Greedy Tip of the Week: Bill Like Your Pay Depends On It

By George Khoury, Esq. on May 30, 2018 | Last updated on March 21, 2019

When lawyers want to make money, in many practices, all it takes is working more hours in the day, generating more revenue, and racking up those billable hours. For contingency practices, more hours may not translate to more pay right away, but the same idea still applies. Work more, earn more.

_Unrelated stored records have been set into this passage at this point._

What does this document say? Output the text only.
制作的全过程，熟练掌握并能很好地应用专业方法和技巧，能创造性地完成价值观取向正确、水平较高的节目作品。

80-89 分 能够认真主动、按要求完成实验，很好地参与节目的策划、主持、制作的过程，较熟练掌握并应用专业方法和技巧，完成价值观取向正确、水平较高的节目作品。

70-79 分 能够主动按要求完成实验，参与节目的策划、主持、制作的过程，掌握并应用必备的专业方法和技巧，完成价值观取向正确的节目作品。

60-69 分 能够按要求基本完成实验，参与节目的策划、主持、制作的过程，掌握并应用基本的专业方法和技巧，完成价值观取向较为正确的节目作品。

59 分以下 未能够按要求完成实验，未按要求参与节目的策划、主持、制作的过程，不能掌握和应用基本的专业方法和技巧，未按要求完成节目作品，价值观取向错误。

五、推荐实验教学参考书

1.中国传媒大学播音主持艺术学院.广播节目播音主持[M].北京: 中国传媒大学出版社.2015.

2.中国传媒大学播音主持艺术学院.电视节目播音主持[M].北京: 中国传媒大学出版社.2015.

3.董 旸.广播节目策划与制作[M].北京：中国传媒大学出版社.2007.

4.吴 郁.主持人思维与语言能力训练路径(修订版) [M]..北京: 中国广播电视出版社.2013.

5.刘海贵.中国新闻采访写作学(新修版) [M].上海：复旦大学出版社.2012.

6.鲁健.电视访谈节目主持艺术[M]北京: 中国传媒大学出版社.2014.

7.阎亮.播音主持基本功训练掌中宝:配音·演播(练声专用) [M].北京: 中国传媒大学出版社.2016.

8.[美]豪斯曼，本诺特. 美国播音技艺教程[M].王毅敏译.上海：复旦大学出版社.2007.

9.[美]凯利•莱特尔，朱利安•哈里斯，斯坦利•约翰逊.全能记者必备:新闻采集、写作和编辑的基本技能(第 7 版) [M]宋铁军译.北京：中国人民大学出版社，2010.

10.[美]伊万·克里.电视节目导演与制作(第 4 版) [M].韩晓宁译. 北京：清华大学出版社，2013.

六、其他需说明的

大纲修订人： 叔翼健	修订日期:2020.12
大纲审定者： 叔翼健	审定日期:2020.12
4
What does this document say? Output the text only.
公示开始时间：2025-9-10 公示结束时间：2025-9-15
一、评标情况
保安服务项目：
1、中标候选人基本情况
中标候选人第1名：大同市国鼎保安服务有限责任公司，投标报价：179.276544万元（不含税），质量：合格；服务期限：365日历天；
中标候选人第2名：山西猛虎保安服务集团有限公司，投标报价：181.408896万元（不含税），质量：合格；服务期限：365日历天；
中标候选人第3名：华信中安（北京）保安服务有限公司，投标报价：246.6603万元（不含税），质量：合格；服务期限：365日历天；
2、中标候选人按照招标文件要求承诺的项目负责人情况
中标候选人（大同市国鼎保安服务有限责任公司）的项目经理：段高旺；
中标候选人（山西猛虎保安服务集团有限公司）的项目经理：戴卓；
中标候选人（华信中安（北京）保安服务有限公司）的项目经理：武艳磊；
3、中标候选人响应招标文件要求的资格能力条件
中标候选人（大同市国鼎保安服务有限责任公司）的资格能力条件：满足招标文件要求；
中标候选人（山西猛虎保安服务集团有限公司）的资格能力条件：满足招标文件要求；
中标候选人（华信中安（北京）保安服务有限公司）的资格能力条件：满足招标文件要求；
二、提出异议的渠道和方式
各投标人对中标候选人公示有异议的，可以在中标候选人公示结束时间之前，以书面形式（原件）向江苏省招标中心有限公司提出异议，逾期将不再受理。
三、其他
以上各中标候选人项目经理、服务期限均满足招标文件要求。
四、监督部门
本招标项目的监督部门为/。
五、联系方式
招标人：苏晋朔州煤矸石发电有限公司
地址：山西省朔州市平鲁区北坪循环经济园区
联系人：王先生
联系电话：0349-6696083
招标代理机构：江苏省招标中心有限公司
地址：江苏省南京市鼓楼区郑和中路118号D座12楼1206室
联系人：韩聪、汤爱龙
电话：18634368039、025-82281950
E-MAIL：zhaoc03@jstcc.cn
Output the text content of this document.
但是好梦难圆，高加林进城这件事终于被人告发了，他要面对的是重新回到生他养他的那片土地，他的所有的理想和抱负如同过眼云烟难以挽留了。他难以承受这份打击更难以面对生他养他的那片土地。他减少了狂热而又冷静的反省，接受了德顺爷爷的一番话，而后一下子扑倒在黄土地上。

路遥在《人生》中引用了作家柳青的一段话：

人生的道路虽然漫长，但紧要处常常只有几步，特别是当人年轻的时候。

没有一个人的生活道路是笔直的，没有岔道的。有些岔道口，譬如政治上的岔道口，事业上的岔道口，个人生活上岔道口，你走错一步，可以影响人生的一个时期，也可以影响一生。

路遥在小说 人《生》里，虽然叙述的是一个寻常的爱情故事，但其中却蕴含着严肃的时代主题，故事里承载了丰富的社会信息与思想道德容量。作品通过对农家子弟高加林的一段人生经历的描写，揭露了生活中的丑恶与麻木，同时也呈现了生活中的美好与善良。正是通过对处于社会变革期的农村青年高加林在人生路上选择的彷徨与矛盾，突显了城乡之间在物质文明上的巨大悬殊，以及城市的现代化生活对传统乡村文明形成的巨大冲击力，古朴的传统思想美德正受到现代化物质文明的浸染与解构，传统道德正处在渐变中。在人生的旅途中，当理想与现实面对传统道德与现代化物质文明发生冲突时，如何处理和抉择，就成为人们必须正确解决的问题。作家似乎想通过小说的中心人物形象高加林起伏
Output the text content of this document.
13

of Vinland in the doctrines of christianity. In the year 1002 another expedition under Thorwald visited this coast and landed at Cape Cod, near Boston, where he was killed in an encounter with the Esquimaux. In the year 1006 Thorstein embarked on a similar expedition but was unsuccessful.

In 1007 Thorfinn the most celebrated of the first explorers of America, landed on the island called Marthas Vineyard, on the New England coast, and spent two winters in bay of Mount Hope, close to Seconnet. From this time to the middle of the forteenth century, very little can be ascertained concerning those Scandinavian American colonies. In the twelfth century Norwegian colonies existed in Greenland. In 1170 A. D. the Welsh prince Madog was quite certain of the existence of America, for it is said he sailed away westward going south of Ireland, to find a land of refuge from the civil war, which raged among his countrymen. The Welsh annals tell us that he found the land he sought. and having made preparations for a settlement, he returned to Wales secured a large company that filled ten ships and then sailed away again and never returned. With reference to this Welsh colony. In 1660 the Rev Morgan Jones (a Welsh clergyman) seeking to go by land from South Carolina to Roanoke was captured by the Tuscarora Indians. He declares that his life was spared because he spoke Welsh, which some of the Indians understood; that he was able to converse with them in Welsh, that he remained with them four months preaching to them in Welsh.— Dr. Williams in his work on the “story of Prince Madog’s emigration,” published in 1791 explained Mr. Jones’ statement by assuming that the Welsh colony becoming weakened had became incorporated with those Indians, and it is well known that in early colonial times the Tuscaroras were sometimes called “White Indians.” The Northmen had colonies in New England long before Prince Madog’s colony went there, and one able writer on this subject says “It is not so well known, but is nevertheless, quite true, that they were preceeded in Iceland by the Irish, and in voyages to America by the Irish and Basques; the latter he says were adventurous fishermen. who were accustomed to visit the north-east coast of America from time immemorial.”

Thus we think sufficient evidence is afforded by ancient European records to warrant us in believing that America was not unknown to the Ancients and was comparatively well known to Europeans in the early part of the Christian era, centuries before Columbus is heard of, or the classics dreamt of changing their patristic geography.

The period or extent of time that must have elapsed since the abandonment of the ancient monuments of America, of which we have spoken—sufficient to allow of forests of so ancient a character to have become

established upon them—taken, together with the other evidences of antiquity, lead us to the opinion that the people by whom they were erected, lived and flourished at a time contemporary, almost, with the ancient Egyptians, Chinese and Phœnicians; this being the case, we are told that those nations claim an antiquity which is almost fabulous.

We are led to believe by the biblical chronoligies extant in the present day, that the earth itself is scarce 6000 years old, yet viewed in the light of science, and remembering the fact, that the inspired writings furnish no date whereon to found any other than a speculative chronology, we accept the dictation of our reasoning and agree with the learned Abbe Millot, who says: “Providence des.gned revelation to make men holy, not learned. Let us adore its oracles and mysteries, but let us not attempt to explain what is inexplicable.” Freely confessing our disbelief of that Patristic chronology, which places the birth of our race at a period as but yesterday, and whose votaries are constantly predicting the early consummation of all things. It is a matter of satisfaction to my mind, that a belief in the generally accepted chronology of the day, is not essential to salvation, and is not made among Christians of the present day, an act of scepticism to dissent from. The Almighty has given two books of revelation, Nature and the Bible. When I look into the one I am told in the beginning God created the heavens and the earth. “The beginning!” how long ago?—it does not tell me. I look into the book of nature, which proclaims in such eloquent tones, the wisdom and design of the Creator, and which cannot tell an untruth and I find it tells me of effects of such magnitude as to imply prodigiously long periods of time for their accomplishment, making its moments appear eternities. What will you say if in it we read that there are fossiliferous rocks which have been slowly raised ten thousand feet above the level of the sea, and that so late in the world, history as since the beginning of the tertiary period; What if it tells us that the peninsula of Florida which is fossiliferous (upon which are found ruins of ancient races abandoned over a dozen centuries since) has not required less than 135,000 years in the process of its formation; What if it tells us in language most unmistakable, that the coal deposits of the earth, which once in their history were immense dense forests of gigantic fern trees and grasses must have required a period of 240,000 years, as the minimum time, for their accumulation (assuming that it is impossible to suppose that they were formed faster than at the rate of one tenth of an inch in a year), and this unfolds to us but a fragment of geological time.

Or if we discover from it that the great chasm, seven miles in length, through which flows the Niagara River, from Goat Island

If your firm can support you by providing an endless amount of work, and incentivizes you to exceed minimum billable hour requirements, then the decision to put in extra hours is limited only by your own desire to make money. If you're not incentivized to exceed the minimums, then consider moonlighting. But, if there are incentives, you may want to consider the Michigan patent lawyer who recently made headlines for billing 3,600 hours in 2017. Hypothetically speaking, if he cleared $300 an hour of his own billables, he made over a million by billing alone.

Put in the Hours

Surprisingly, lawyers across the board either don't realize they have to put in the hours to make more money, or we just may not be as greedy as the stereotypes make us out to be. According to a recent survey, just under half of all surveyed firms missed their billing goal for 2017. More than half the firms surveyed also reported that equity partners were not busy enough, and non-equity partners were underutilized. Over 80 percent of firms reported having lawyers that are "chronic underperformers." Given the dismal numbers, if you start to routinely bill more hours than other attorneys in the firm, you may put yourself on track to be the boss.

And don't worry, so long as you're not actually a workaholic, you'll be okay.

Churning Hay into Cash

There are so many idioms about churning hours, making hay, getting worms early, or just making cold hard cash that there's bound to be one you can identify with. But just because you're motivated to work, that's not enough. You have to work smarter and harder.

For some transactional lawyers, that may mean more revenue generating work and avoiding billables that could potentially be cut, or not billed. For volume practitioners, this might mean focusing more time every week on signing up new clients to keep the steady stream of clients moving along. For patent practitioners, that might mean billing 10 hours a day 7 days a week for 52 weeks a year.